Brent is currently a fifth-year PhD student in the School and Clinical Child Psychology program at the Ontario Institute for Studies in Education (OISE). He is originally from Flatrock, a small town just outside of St. John’s, Newfoundland and Labrador, but now enjoys his high-rise view of the Toronto skyline.
Prior to his arrival at OISE, Brent completed his Bachelor of Science (Honours) and Master of Applied Social Psychology degrees at Memorial University of Newfoundland. His honours thesis focused on adults’ ability to detect deception in children’s stories, while his Master’s thesis examined inmates’ implicit associations with alcohol, and how those associations linked with past criminal offending. While completing these programs, he worked as a Student Policy Analyst at the Disability Policy Office and Mental Health and Addictions, both departments within the Government of Newfoundland and Labrador. At that time, he also coordinated a friendly visitation program for inmates at Her Majesty’s Penitentiary in St. John’s.

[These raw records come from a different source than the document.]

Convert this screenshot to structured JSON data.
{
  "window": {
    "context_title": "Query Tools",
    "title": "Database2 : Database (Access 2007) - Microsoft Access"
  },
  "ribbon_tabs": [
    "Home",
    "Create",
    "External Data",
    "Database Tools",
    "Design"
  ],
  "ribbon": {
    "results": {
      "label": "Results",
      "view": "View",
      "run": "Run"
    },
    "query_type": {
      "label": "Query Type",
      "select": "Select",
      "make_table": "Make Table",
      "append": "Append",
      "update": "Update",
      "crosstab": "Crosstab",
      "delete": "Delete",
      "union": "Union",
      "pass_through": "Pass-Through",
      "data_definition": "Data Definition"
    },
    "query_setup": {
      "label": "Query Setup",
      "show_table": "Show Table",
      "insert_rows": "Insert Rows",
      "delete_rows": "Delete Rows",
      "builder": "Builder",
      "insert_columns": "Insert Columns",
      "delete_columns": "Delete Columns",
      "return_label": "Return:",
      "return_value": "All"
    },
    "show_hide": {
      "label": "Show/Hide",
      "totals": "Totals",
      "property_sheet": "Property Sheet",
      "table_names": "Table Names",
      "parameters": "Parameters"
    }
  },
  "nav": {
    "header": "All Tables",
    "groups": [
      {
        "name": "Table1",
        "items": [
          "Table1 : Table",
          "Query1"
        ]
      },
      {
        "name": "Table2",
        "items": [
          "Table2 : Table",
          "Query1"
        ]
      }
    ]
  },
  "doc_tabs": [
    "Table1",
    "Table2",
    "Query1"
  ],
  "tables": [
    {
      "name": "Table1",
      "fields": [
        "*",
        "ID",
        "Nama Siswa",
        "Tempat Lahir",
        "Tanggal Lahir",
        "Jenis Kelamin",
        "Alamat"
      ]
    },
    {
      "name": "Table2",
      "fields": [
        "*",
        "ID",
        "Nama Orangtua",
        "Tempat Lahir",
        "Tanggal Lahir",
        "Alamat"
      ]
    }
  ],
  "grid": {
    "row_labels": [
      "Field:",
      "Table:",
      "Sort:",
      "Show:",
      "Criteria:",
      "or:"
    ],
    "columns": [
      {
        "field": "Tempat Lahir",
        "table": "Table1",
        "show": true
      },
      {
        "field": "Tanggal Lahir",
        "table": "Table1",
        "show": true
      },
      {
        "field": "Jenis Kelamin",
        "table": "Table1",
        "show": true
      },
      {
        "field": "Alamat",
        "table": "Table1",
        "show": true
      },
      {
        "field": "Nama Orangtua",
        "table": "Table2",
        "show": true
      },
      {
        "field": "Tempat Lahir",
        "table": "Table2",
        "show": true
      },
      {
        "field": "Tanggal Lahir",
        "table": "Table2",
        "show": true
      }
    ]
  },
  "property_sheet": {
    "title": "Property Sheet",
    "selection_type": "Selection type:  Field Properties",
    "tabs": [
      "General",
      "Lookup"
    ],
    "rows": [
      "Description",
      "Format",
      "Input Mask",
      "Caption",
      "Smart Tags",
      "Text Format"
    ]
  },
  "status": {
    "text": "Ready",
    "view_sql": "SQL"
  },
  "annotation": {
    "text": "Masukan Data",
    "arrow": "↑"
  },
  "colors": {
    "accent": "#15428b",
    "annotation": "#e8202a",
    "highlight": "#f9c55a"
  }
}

Currently, Brent is a part of the High Risk Safety project, a second responder program based on the Risk, Needs, and Responsivity model, charged with providing counselling and systemic intervention to moderate- and high-risk men who have been accused of domestically-violent offenses. His doctoral work focuses on examining process (i.e., “What did we actually do?”) and outcome (i.e., “Did it work?”) measures within this project.
Brent’s hobbies include tennis, reading, and all things food-related. He’s even been known to look forward to his weekly grocery shopping! If you’re out in the city, you’ll recognize him as “that guy who’s eating WAY too much ice cream right now”.